RS-232/422/485 are better than surprise USB-C port that require outdated specific Rust compilers and random 32bit ARM binary and an archive.org copy of random repository along cryptic code comments in it to make it work. Obsoleting RS-* ports could very well trigger that event.
What is this a reference to? I'm guessing an rlib was required without them considering ABI stablility, but I can't figure out the rest.
My favourite is connecting to some piece of embedded hardware’s USB service port and finding it’s a bog standard FTDI chipset… complete with the vendor’s drivers being a repackaged version of ftdibus.sys
And for even more fun, multiple vendors with multiple, incompatible versions of the FTDI drivers required.

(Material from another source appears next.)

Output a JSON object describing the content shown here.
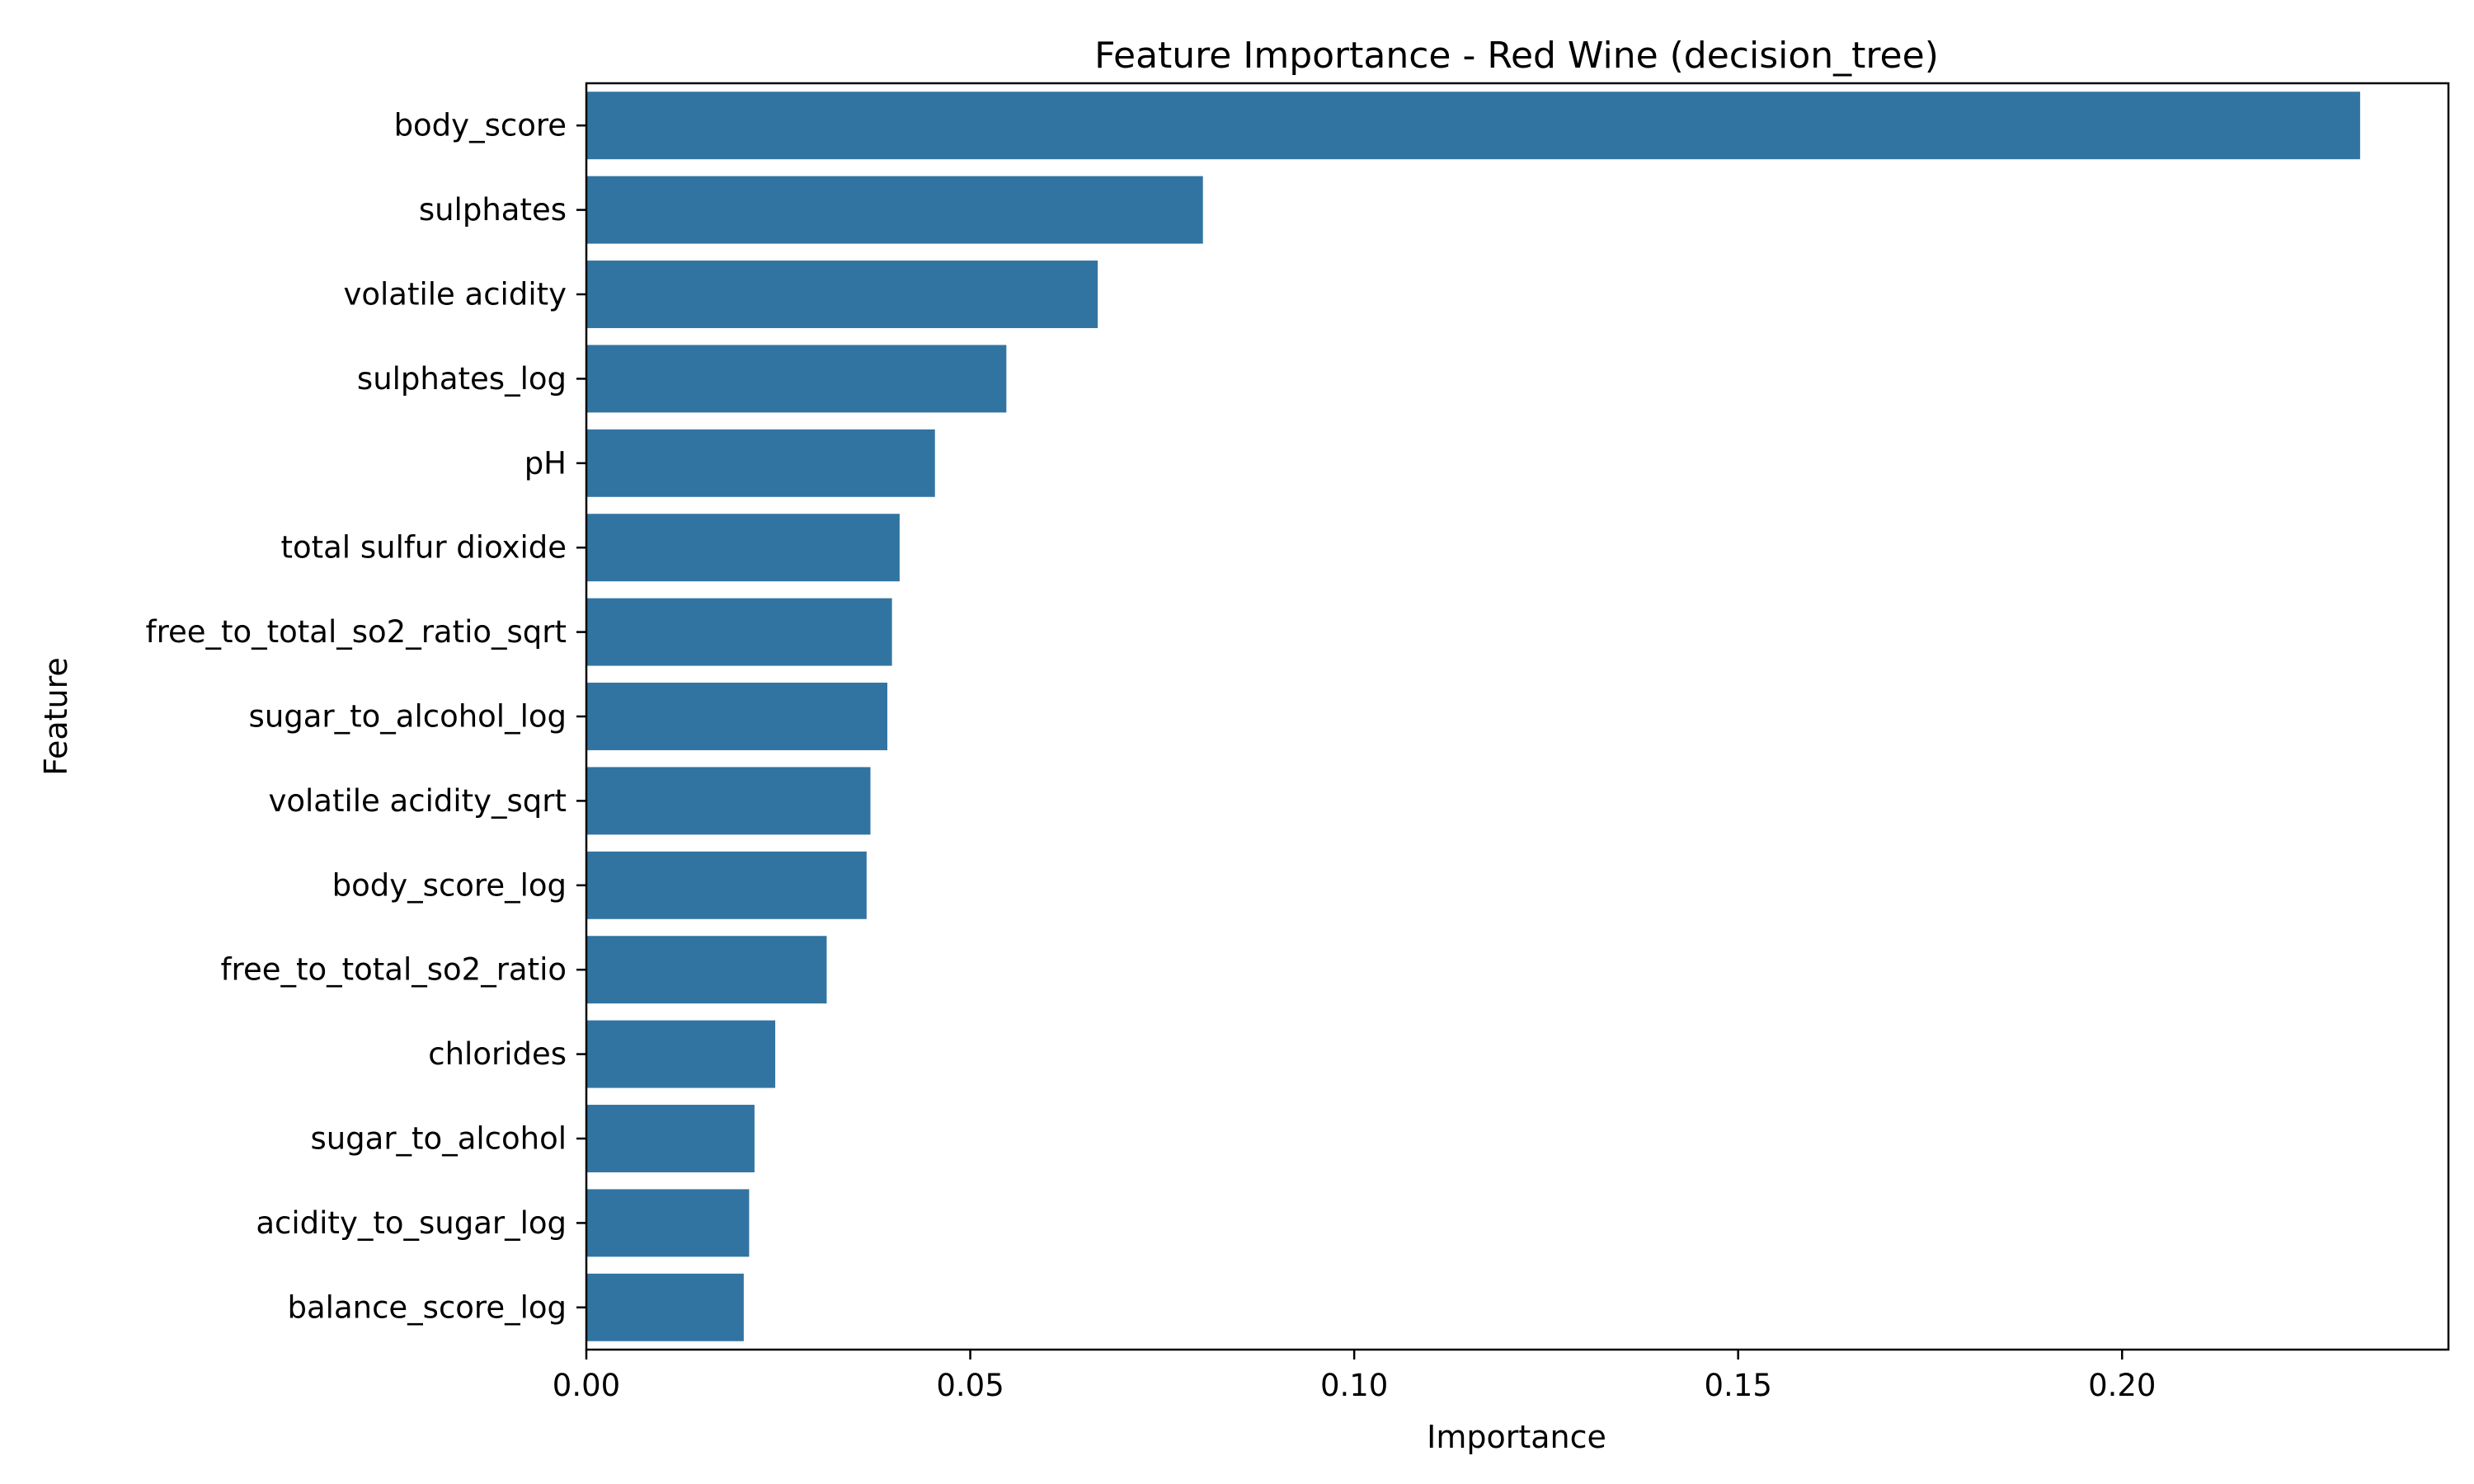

The problem though is that while serial is indeed much more commonplace than you might think (look at any device in your household, chances are high that it contains at least one internal serial port that was used for development), it’s all 3.3V or less with no negative voltages now. We don’t really use the RS-232 physical interface much anymore, it’s very unwieldy. (We also seldomly connect anything but the tx and rx lines, which is a bit of a shame for flow control, but often sufficient for what the ports are actually used for.)
So if you interface with those “modern” incarnations of serial ports today, your built in RS-232 COM port is useless most of the time anyway, and you already resort to a small, cheap USB serial adapter board that does the same thing at nowadays non-insane signal levels.